Latest Netsky variant

Printable View

April 19th, 2004, 12:50 AM
Vorlin

Latest Netsky variant

According to this article here, the latest variant of Netsky doesn't even need anyone to open an attachment as it uses XML (which can be rendered through an email client in a preview pane). Downright scary!

Quote:

This new V variant has malicious XML code hidden in the message body of the email. When a user opens the email to read it, the code automatically seeks out a known object validation vulnerability in Microsoft Corp.'s Outlook and Internet Explorer software. The vulnerability allows the malicious code to be trusted, installed and executed on the local system.

Once the computer is infected, the malicious code will install a backdoor that listens to TCP ports 5556 and 5557. Netsky-V is designed to launch denial-of-service attacks on several Web sites between April 22 and April 28. The sites to be attacked include kazaa.com; emule.de; cracks.am; freemule.net, and keygen.us.

If you're using Outlook/IE/OE, better start looking for an alternate email client, however, it makes me wonder how much longer it is before we see a strain written to detect what client you're using (I use Opera's for example) and alter code accordingly...at run-time.

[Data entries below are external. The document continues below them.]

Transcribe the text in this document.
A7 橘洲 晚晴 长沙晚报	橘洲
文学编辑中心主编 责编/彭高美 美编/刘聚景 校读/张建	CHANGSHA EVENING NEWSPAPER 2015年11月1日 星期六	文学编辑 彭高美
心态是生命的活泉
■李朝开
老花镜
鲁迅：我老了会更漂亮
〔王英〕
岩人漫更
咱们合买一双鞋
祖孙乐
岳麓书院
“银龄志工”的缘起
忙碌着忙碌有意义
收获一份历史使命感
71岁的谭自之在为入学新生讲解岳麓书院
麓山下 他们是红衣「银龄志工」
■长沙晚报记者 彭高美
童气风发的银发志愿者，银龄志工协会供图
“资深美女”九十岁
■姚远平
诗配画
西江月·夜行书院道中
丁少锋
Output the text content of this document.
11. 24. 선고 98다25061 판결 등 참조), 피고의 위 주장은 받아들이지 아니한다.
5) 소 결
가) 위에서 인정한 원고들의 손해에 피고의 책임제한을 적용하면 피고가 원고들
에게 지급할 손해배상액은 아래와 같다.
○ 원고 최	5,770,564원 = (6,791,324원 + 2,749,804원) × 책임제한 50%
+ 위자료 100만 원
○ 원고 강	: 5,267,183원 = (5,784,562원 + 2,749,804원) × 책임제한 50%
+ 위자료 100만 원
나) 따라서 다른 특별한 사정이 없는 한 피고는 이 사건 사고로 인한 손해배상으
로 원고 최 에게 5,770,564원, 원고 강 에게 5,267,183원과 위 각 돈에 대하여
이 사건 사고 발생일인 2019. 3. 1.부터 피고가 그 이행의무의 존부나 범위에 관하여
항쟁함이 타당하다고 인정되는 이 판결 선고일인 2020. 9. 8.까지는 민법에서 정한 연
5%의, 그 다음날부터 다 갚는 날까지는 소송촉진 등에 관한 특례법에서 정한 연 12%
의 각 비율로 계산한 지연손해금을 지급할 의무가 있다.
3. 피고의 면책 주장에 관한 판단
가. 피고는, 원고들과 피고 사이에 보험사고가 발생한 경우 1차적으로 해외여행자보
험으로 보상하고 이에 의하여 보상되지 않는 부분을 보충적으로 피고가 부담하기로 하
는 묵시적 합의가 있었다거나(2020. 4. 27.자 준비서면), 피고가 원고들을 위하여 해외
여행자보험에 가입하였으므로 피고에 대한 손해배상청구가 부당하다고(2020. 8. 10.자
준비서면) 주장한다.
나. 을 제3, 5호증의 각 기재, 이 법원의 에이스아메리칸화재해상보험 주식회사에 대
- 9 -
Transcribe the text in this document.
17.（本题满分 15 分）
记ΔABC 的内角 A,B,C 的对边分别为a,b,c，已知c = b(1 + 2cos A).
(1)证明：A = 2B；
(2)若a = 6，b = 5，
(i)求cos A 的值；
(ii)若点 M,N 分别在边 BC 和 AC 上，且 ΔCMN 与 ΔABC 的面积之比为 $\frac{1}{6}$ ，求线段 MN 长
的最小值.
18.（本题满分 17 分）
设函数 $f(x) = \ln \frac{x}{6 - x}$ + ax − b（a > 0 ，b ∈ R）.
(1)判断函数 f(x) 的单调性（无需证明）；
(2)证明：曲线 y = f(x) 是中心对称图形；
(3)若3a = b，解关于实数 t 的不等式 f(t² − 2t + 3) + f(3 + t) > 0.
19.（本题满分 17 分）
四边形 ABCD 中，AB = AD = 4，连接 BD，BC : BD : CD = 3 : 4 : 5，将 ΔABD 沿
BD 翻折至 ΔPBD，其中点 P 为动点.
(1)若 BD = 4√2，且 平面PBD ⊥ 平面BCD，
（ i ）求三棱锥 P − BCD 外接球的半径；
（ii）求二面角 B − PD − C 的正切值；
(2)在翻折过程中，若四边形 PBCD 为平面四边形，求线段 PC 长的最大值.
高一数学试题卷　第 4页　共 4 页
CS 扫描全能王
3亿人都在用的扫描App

EDIT: possible "workarounds" would be to immediately deny all traffic leaving out of ports 5550-5560 (if you have a software firewall or a router) to prevent your ISP shutting you down because you were part of a possible DDOS.
April 19th, 2004, 12:54 AM
PM8228

Quote:

The sites to be attacked include kazaa.com; emule.de; cracks.am; freemule.net, and keygen.us.

I bet RIAA has a hand in this... ^_^ That is pretty freaky, however I use Mozilla. Also..., just turn off HTML.

-Cheers-
April 19th, 2004, 01:05 AM
Vorlin

Agreed, and I'll only be using IE to "update" windows, rofl...

Glad Opera's not tied to the system in any sense and will render XML just fine.
April 19th, 2004, 04:39 AM
Tedob1

maybe its just me but this virus sounds allot more like the work of the mydoom gang...opening ports to download smtp servers and DoSing sites to cover their intentions
April 19th, 2004, 05:02 AM
PM8228

Quote:

maybe its just me but this virus sounds allot more like the work of the mydoom gang...opening ports to download smtp servers and DoSing sites to cover their intentions

You think it's spammers using DoS as cover to get SMTP servers/mass mail?

-Cheers-
April 19th, 2004, 02:29 PM
nihil

IMHO,

The preview pane should not be there anyway..................it is a damn stupid idea.............all you need is one e-mail with a corrupted header and that freezes your box...........then you have to reboot.......................then you want to delete the offending item.................so you open the e-mail client and it immediately "previews" the corrupted header of the first record..........

Could keep a guy amused for hours :D

My message is DISABLE the preview pane in ALL mail servers that have one.

Cheers
April 19th, 2004, 04:12 PM
Tedob1

PM8228 not actually the spammers but a group of black hats (looks like russians) that are spreading thier back doors using worms. they upload smtp engines then sell them to spammers. the original netsky gang was warring with the doom group by releasing netsky which killed the back doors and removed the reg entries for various worms put out by the 'doom' group. they were also making threat to each other in comments in the code of the worm itself. the original mydoom was aimmed to DoS sco's site but these cats could really care less about sco and corporate struggles. they steal identies and and hi-jack computers to be sold to spammers. DoSing the site was just a deversion. so i guess the answer would be yes i do think that. i just find it an interesting turn that the name netsky is being used for a 'mydoom gangs' type worm.